Museveni vows to scrap idle and disorderly law

Youth cheer NRM Presidential candidate Yoweri Museveni.

What you need to know:

Oppresive law. The President wants the law on being ‘idle and disorderly” repeealed because it harrases his people

Wakiso/Mukono.

The ruling National Resistance Movement (NRM) presidential candidate Yoweri Museveni on Tuesday ordered police and other authorities to stop arresting people for being ‘idle and disorderly”.

The NRM leader who was addressing his supporters at Kazo grounds in the new Nansana Municipality, Wakiso District, tasked his aides at State House to remind him to engineer the repeal of the law criminalising ‘idle and disorderly’ persons.

Individuals at the rally cheered wildly, telling them that police and Kampala Capital City Authority enforcement officers have been using the legal provision to harass them “endlessly”.

“I hear they arrest my people in Kampala on ‘idle and disorderly charges’. I don’t want to hear it anymore. Stop arresting my people,” Mr Museveni said, adding: “My people write it down and remind me, I am going to cancel that instrument.”
Only Parliament can amend or repeal Uganda’s law and the court, if petitioned, can annul any legislation inconsistent with the Constitution.

Kampala Lord Mayor Erias Lukwago, a long-time critic of the law on being idle and disorderly, said it was enacted during the colonial era and is now outmoded and oppressive and should be abolished.
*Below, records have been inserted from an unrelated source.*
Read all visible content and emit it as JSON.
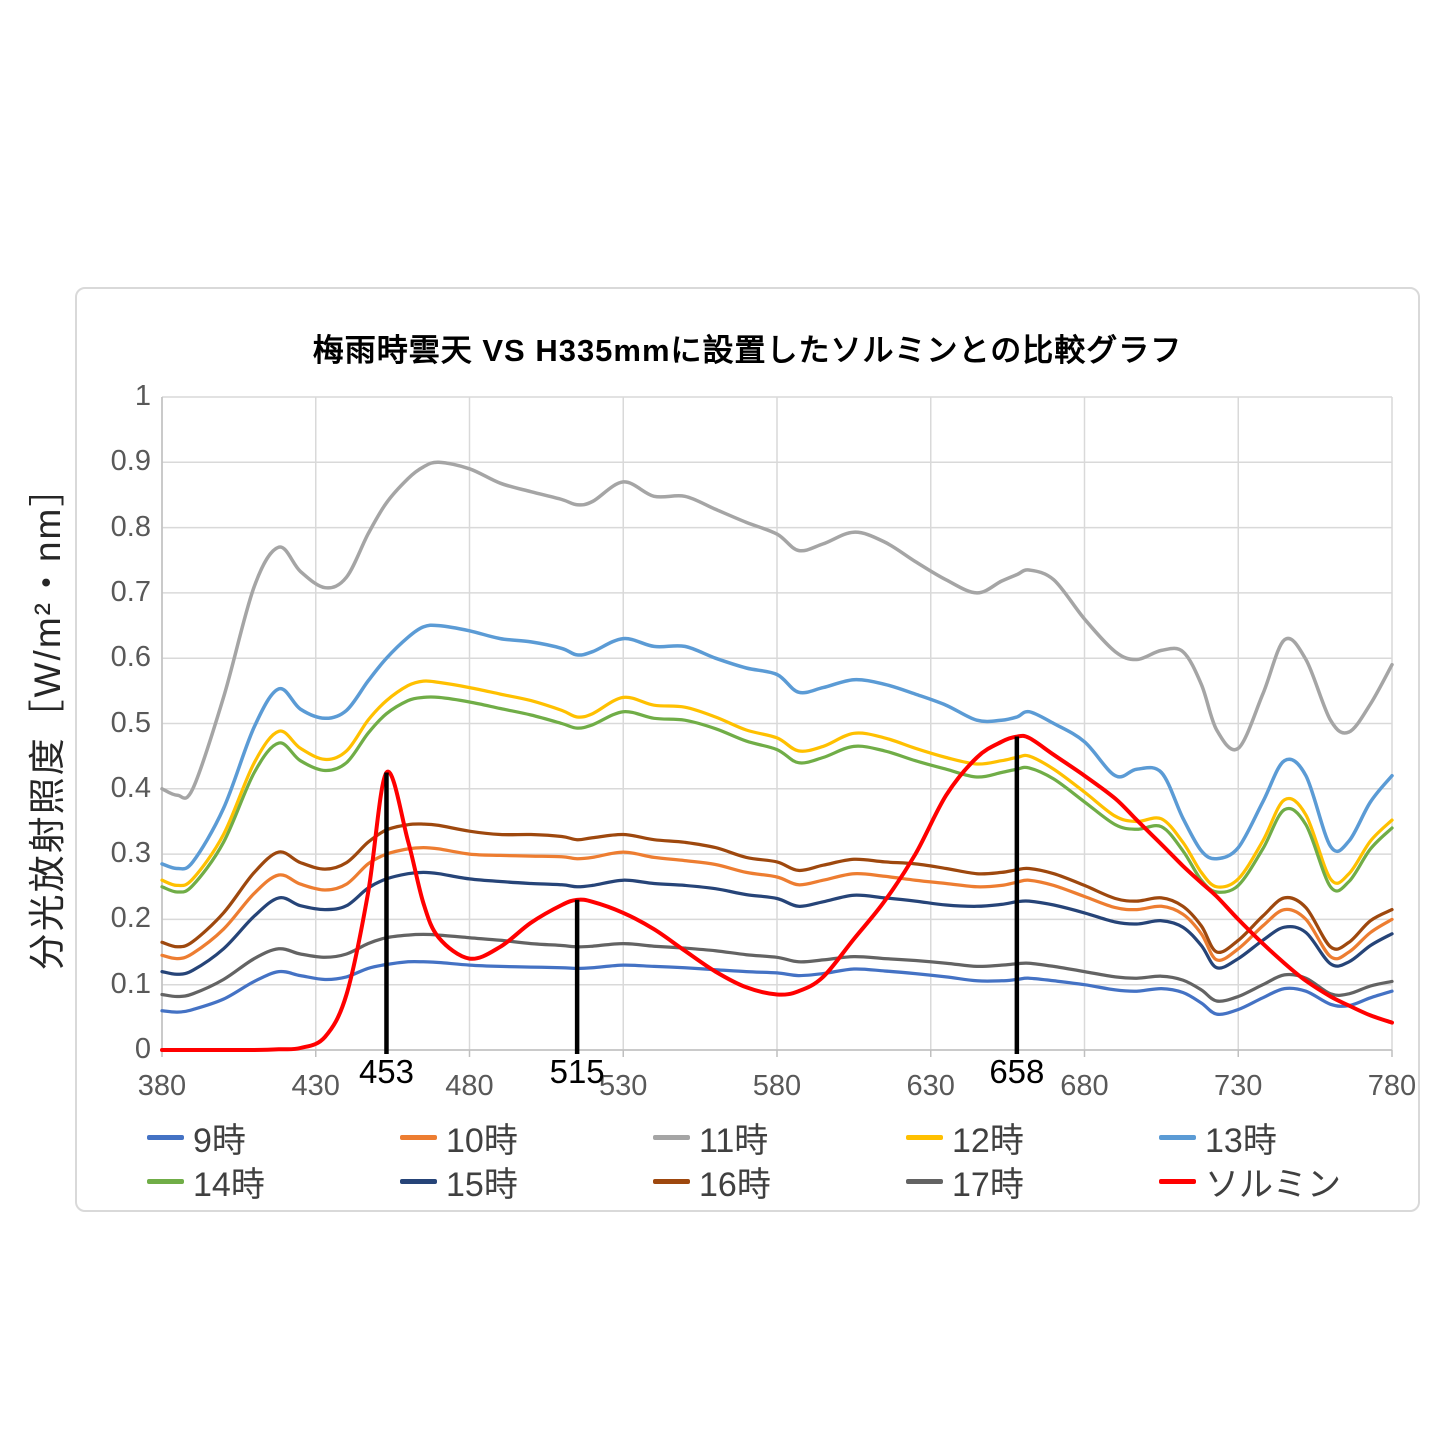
{
  "styles": {
    "grid_color": "#D9D9D9",
    "axis_color": "#BFBFBF",
    "tick_text_color": "#595959",
    "legend_text_color": "#404040",
    "title_color": "#000000",
    "annotation_color": "#000000",
    "frame_border_color": "#D9D9D9",
    "background": "#FFFFFF"
  },
  "chart_data": {
    "type": "line",
    "title": "梅雨時雲天 VS H335mmに設置したソルミンとの比較グラフ",
    "ylabel": "分光放射照度［W/m²・nm］",
    "xlabel": "",
    "xlim": [
      380,
      780
    ],
    "ylim": [
      0,
      1
    ],
    "x_ticks": [
      380,
      430,
      480,
      530,
      580,
      630,
      680,
      730,
      780
    ],
    "y_ticks": [
      0,
      0.1,
      0.2,
      0.3,
      0.4,
      0.5,
      0.6,
      0.7,
      0.8,
      0.9,
      1
    ],
    "grid": true,
    "legend_position": "bottom",
    "x": [
      380,
      385,
      390,
      400,
      410,
      418,
      425,
      433,
      440,
      447,
      453,
      460,
      465,
      470,
      480,
      490,
      500,
      510,
      515,
      520,
      530,
      540,
      550,
      560,
      570,
      580,
      587,
      595,
      605,
      615,
      625,
      635,
      645,
      653,
      658,
      662,
      670,
      680,
      690,
      697,
      705,
      712,
      718,
      723,
      730,
      738,
      745,
      752,
      760,
      766,
      773,
      780
    ],
    "series": [
      {
        "name": "9時",
        "color": "#4472C4",
        "width": 3.25,
        "values": [
          0.06,
          0.058,
          0.062,
          0.078,
          0.105,
          0.12,
          0.114,
          0.108,
          0.112,
          0.125,
          0.131,
          0.135,
          0.135,
          0.134,
          0.13,
          0.128,
          0.127,
          0.126,
          0.125,
          0.126,
          0.13,
          0.128,
          0.126,
          0.123,
          0.12,
          0.118,
          0.114,
          0.117,
          0.124,
          0.121,
          0.117,
          0.112,
          0.106,
          0.106,
          0.108,
          0.11,
          0.106,
          0.1,
          0.092,
          0.09,
          0.094,
          0.088,
          0.072,
          0.055,
          0.062,
          0.08,
          0.094,
          0.09,
          0.07,
          0.068,
          0.08,
          0.09
        ]
      },
      {
        "name": "10時",
        "color": "#ED7D31",
        "width": 3.25,
        "values": [
          0.145,
          0.14,
          0.148,
          0.185,
          0.24,
          0.268,
          0.254,
          0.245,
          0.254,
          0.285,
          0.3,
          0.308,
          0.31,
          0.308,
          0.3,
          0.298,
          0.297,
          0.296,
          0.293,
          0.295,
          0.303,
          0.295,
          0.29,
          0.284,
          0.272,
          0.265,
          0.253,
          0.26,
          0.27,
          0.266,
          0.26,
          0.255,
          0.25,
          0.252,
          0.257,
          0.26,
          0.252,
          0.235,
          0.218,
          0.215,
          0.22,
          0.208,
          0.178,
          0.138,
          0.155,
          0.19,
          0.215,
          0.2,
          0.143,
          0.15,
          0.18,
          0.2
        ]
      },
      {
        "name": "11時",
        "color": "#A5A5A5",
        "width": 3.5,
        "values": [
          0.4,
          0.39,
          0.4,
          0.54,
          0.71,
          0.77,
          0.733,
          0.708,
          0.724,
          0.79,
          0.838,
          0.875,
          0.893,
          0.9,
          0.89,
          0.868,
          0.855,
          0.843,
          0.835,
          0.84,
          0.87,
          0.848,
          0.848,
          0.828,
          0.808,
          0.79,
          0.765,
          0.775,
          0.793,
          0.778,
          0.748,
          0.72,
          0.7,
          0.718,
          0.728,
          0.735,
          0.72,
          0.66,
          0.61,
          0.598,
          0.612,
          0.61,
          0.56,
          0.49,
          0.462,
          0.545,
          0.628,
          0.598,
          0.505,
          0.487,
          0.53,
          0.59
        ]
      },
      {
        "name": "12時",
        "color": "#FFC000",
        "width": 3.25,
        "values": [
          0.26,
          0.252,
          0.262,
          0.33,
          0.44,
          0.488,
          0.462,
          0.445,
          0.458,
          0.505,
          0.535,
          0.558,
          0.565,
          0.563,
          0.555,
          0.545,
          0.535,
          0.52,
          0.51,
          0.515,
          0.54,
          0.528,
          0.525,
          0.51,
          0.49,
          0.478,
          0.458,
          0.465,
          0.485,
          0.478,
          0.462,
          0.448,
          0.438,
          0.443,
          0.448,
          0.45,
          0.43,
          0.395,
          0.358,
          0.35,
          0.354,
          0.318,
          0.272,
          0.25,
          0.262,
          0.32,
          0.383,
          0.36,
          0.262,
          0.27,
          0.32,
          0.352
        ]
      },
      {
        "name": "13時",
        "color": "#5B9BD5",
        "width": 3.5,
        "values": [
          0.285,
          0.278,
          0.288,
          0.37,
          0.495,
          0.553,
          0.522,
          0.508,
          0.52,
          0.565,
          0.6,
          0.632,
          0.648,
          0.65,
          0.642,
          0.63,
          0.625,
          0.615,
          0.605,
          0.61,
          0.63,
          0.618,
          0.618,
          0.6,
          0.585,
          0.575,
          0.548,
          0.555,
          0.567,
          0.56,
          0.545,
          0.528,
          0.505,
          0.505,
          0.51,
          0.518,
          0.5,
          0.472,
          0.42,
          0.43,
          0.425,
          0.355,
          0.305,
          0.293,
          0.31,
          0.38,
          0.443,
          0.42,
          0.312,
          0.32,
          0.38,
          0.42
        ]
      },
      {
        "name": "14時",
        "color": "#70AD47",
        "width": 3.25,
        "values": [
          0.25,
          0.242,
          0.252,
          0.318,
          0.425,
          0.47,
          0.443,
          0.428,
          0.44,
          0.485,
          0.515,
          0.535,
          0.54,
          0.54,
          0.533,
          0.523,
          0.513,
          0.5,
          0.493,
          0.498,
          0.518,
          0.508,
          0.505,
          0.492,
          0.473,
          0.46,
          0.44,
          0.448,
          0.465,
          0.458,
          0.443,
          0.43,
          0.418,
          0.425,
          0.43,
          0.432,
          0.415,
          0.38,
          0.345,
          0.338,
          0.342,
          0.305,
          0.26,
          0.242,
          0.252,
          0.308,
          0.368,
          0.345,
          0.25,
          0.258,
          0.308,
          0.34
        ]
      },
      {
        "name": "15時",
        "color": "#264478",
        "width": 3.25,
        "values": [
          0.12,
          0.116,
          0.122,
          0.155,
          0.205,
          0.233,
          0.221,
          0.215,
          0.221,
          0.248,
          0.262,
          0.27,
          0.272,
          0.27,
          0.262,
          0.258,
          0.255,
          0.253,
          0.25,
          0.252,
          0.26,
          0.255,
          0.252,
          0.247,
          0.238,
          0.232,
          0.22,
          0.227,
          0.237,
          0.233,
          0.228,
          0.222,
          0.22,
          0.223,
          0.227,
          0.228,
          0.222,
          0.21,
          0.196,
          0.193,
          0.198,
          0.188,
          0.16,
          0.126,
          0.14,
          0.168,
          0.188,
          0.18,
          0.132,
          0.135,
          0.16,
          0.178
        ]
      },
      {
        "name": "16時",
        "color": "#9E480E",
        "width": 3.25,
        "values": [
          0.165,
          0.158,
          0.166,
          0.21,
          0.272,
          0.303,
          0.287,
          0.277,
          0.287,
          0.318,
          0.337,
          0.345,
          0.346,
          0.344,
          0.335,
          0.33,
          0.33,
          0.327,
          0.322,
          0.325,
          0.33,
          0.322,
          0.318,
          0.31,
          0.295,
          0.288,
          0.275,
          0.283,
          0.292,
          0.288,
          0.285,
          0.278,
          0.27,
          0.272,
          0.276,
          0.278,
          0.27,
          0.252,
          0.232,
          0.228,
          0.233,
          0.22,
          0.19,
          0.15,
          0.168,
          0.205,
          0.233,
          0.218,
          0.158,
          0.165,
          0.198,
          0.215
        ]
      },
      {
        "name": "17時",
        "color": "#636363",
        "width": 3.25,
        "values": [
          0.085,
          0.082,
          0.086,
          0.108,
          0.14,
          0.155,
          0.147,
          0.142,
          0.147,
          0.163,
          0.172,
          0.176,
          0.177,
          0.176,
          0.172,
          0.168,
          0.163,
          0.16,
          0.158,
          0.159,
          0.163,
          0.159,
          0.156,
          0.152,
          0.146,
          0.142,
          0.135,
          0.138,
          0.143,
          0.14,
          0.137,
          0.133,
          0.128,
          0.13,
          0.132,
          0.133,
          0.128,
          0.12,
          0.112,
          0.11,
          0.113,
          0.107,
          0.092,
          0.075,
          0.082,
          0.1,
          0.115,
          0.11,
          0.086,
          0.086,
          0.098,
          0.105
        ]
      },
      {
        "name": "ソルミン",
        "color": "#FF0000",
        "width": 4,
        "values": [
          0,
          0,
          0,
          0,
          0,
          0.001,
          0.003,
          0.02,
          0.085,
          0.24,
          0.425,
          0.32,
          0.225,
          0.172,
          0.14,
          0.158,
          0.195,
          0.222,
          0.23,
          0.227,
          0.21,
          0.185,
          0.152,
          0.12,
          0.096,
          0.085,
          0.09,
          0.112,
          0.17,
          0.228,
          0.3,
          0.39,
          0.448,
          0.472,
          0.48,
          0.478,
          0.452,
          0.42,
          0.385,
          0.352,
          0.315,
          0.282,
          0.256,
          0.235,
          0.2,
          0.163,
          0.133,
          0.106,
          0.082,
          0.068,
          0.053,
          0.042
        ]
      }
    ],
    "annotations": [
      {
        "x": 453,
        "label": "453",
        "y_top": 0.425
      },
      {
        "x": 515,
        "label": "515",
        "y_top": 0.23
      },
      {
        "x": 658,
        "label": "658",
        "y_top": 0.48
      }
    ]
  }
}
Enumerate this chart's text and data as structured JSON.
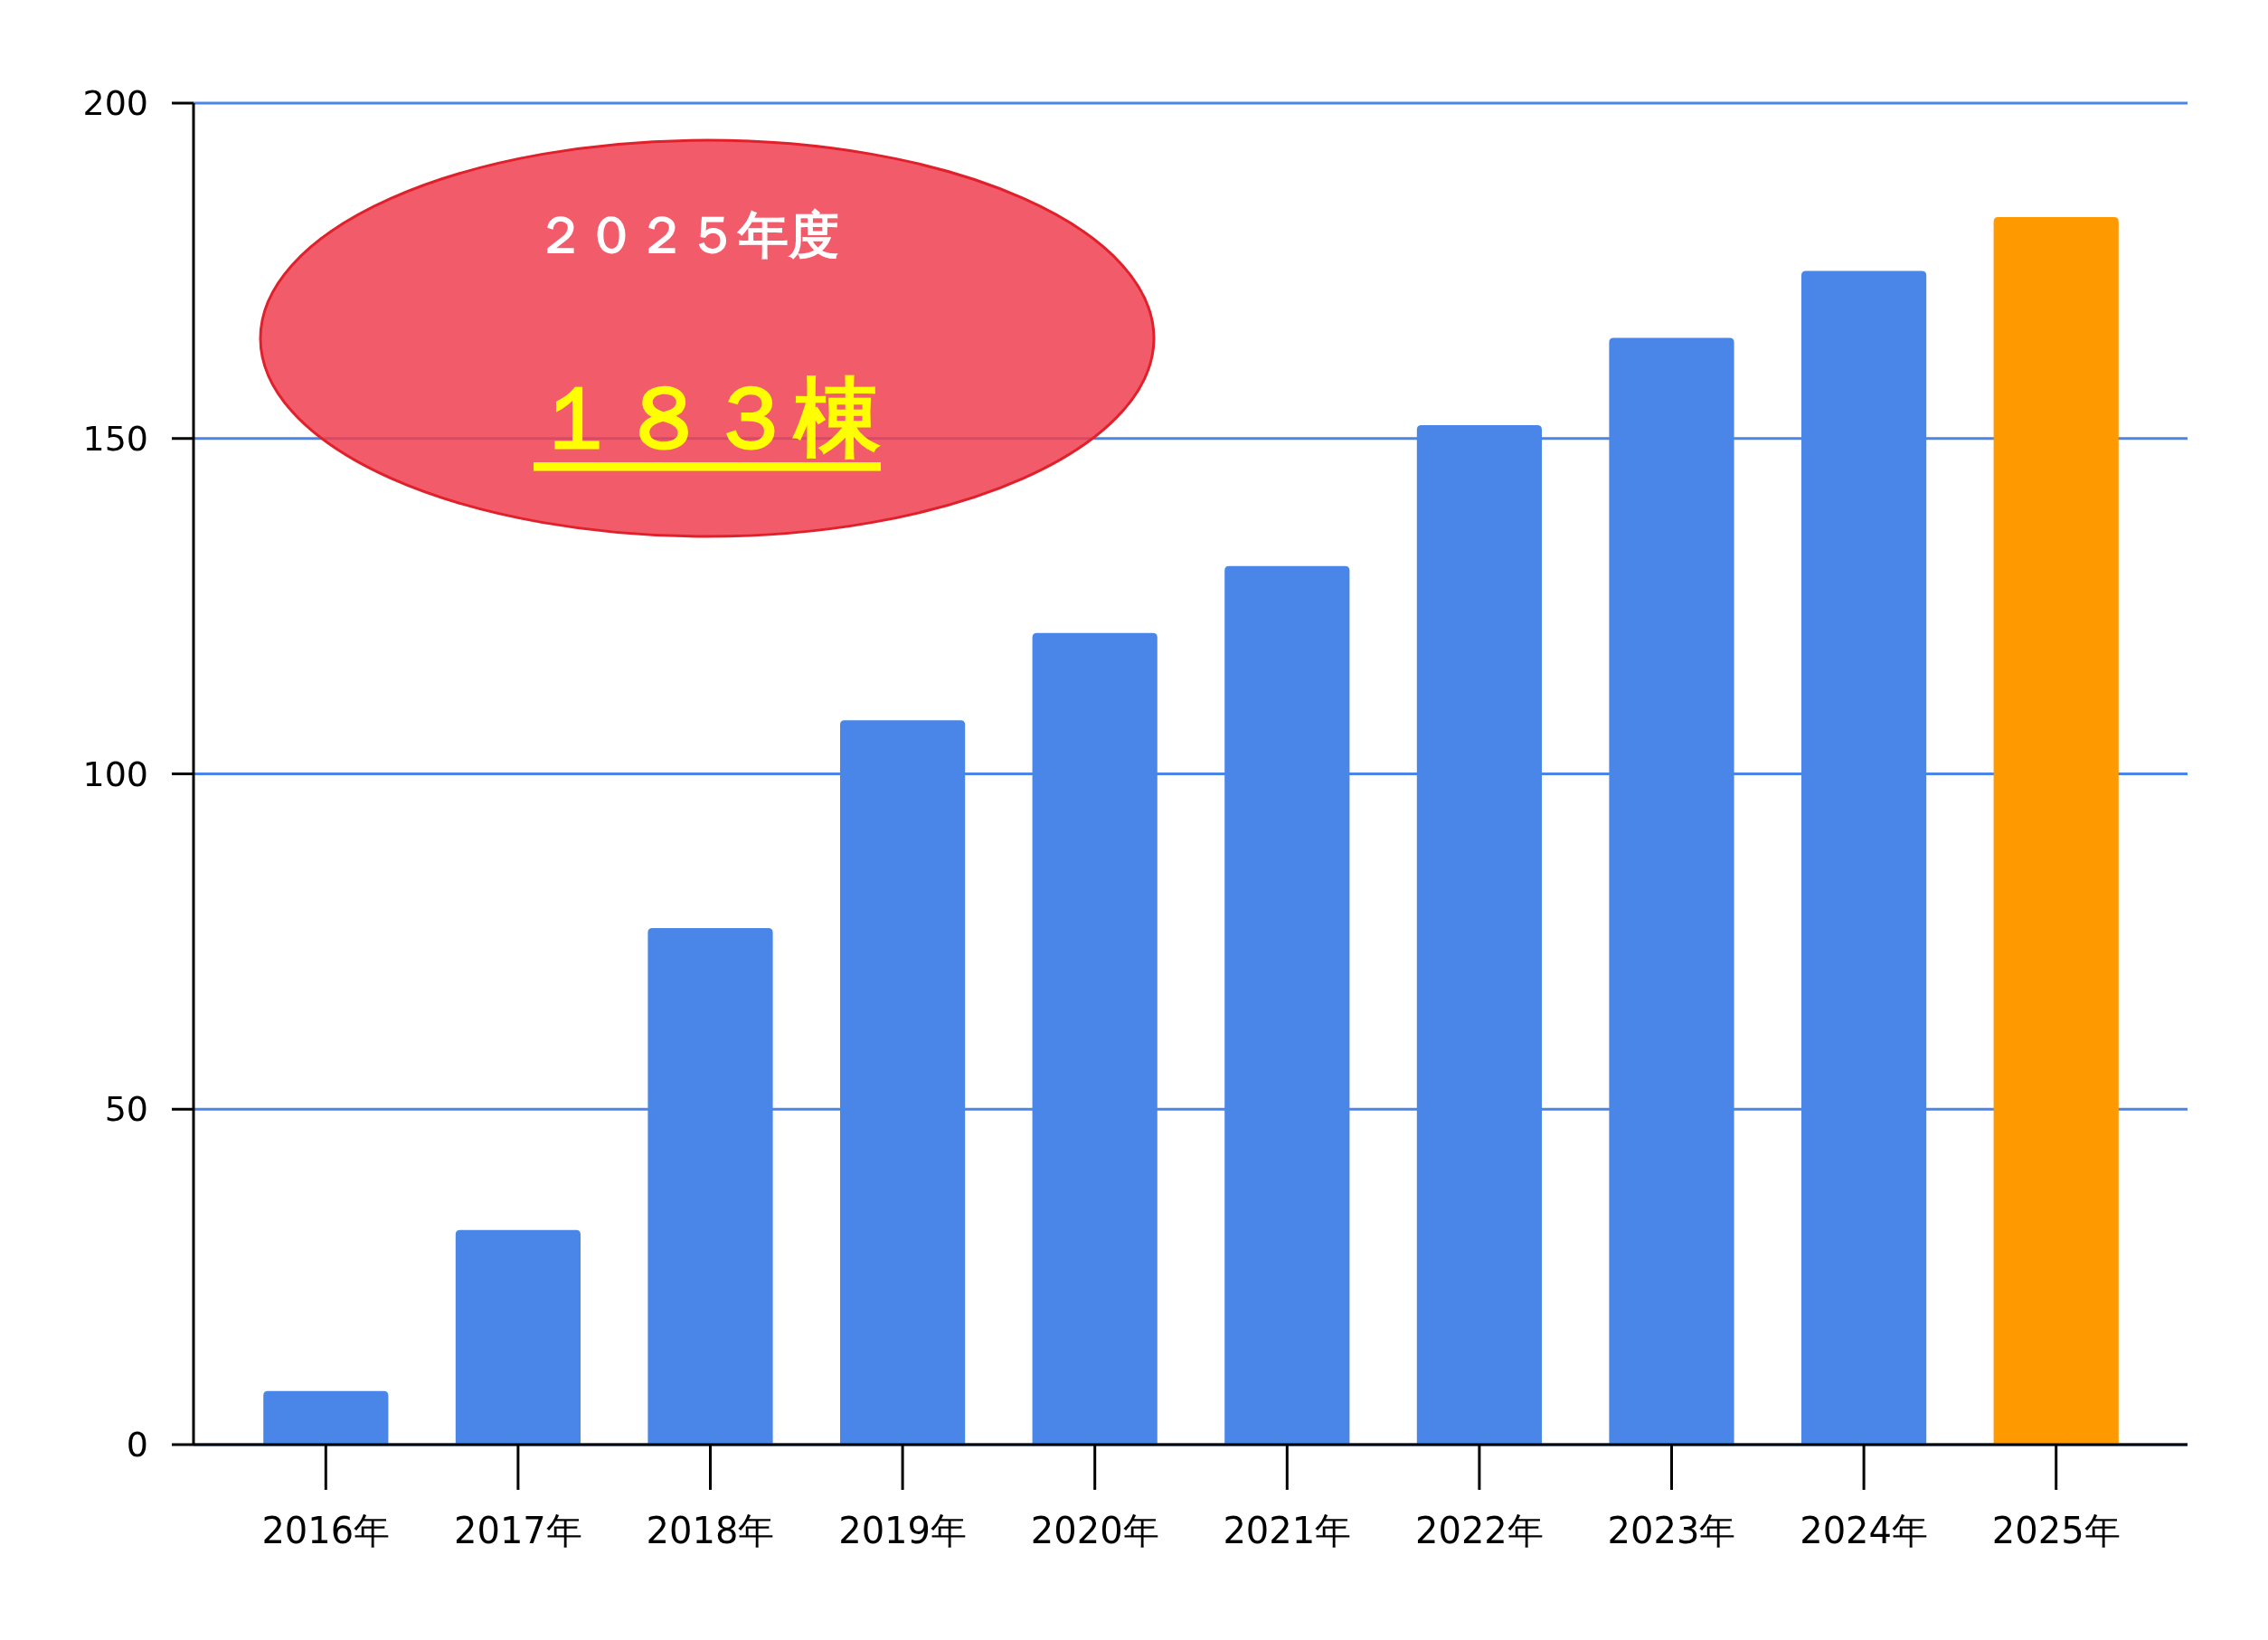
{
  "chart_data": {
    "type": "bar",
    "categories": [
      "2016年",
      "2017年",
      "2018年",
      "2019年",
      "2020年",
      "2021年",
      "2022年",
      "2023年",
      "2024年",
      "2025年"
    ],
    "values": [
      8,
      32,
      77,
      108,
      121,
      131,
      152,
      165,
      175,
      183
    ],
    "colors": [
      "#4a86e8",
      "#4a86e8",
      "#4a86e8",
      "#4a86e8",
      "#4a86e8",
      "#4a86e8",
      "#4a86e8",
      "#4a86e8",
      "#4a86e8",
      "#ff9900"
    ],
    "ylim": [
      0,
      200
    ],
    "yticks": [
      0,
      50,
      100,
      150,
      200
    ],
    "grid": "y",
    "annotations": [
      "２０２５年度",
      "１８３棟"
    ]
  }
}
Uganda Prisons officials have complained that prisons are crowded with petty offenders, most of them on remand, imposing unnecessary burden on resource-constrained detention facilities.

Although there is consensus on the need to repeal the law, the timing of the president’s proclamation while on a campaign trail is likely to be understood as a gesture for political capital.
At Kazo, Mr Museveni cautioned Ugandans on HIV/Aids and narrated how he advised his children to put “padlocks on their private parts” as a precaution.

Mr Museveni said one in every 10 persons in the more urbanised Wakiso District in central region is HIV-positive yet in Soroti District and Karamoja sub-region in eastern and northeastern Uganda, only one in every 100 people has the disease.

The ‘Steady Progress’
Taking his ‘Steady Progress’, the flagship message of his re-election campaign, to Kyaddondo East constituency in Kasangati, the home of his political rival Dr Kizza Besigye, Mr Museveni preached the gospel of development, wealth creation and called for renewed efforts in the fight against corruption.

The NRM candidate who has been accused by Opposition leaders of offering lip-service in the fight against graft, however, refused to take responsibility, insisting that it’s the people who know the corrupt but have decided to do nothing.

Mr Museveni also addressed two rallies in the two municipalities of Kira and Mukono where he promised to inject more money in the wealth creation funds- Naads (Shs1 trillion), Youth (Shs234b), Innovation (Shs500b), Women (She234b) and Microfinance (Shs180b).

The law

Section 167 of the Penal Code Act criminalises wandering persons, those gambling for cash or prostituting as being idle and disorderly and if convicted in court, they, if prostitutes or involved in soliciting for immoral purpose, face a maximum seven years imprisonment. Other aspects of the offence attract three months in jail or Shs3,000 fine or both.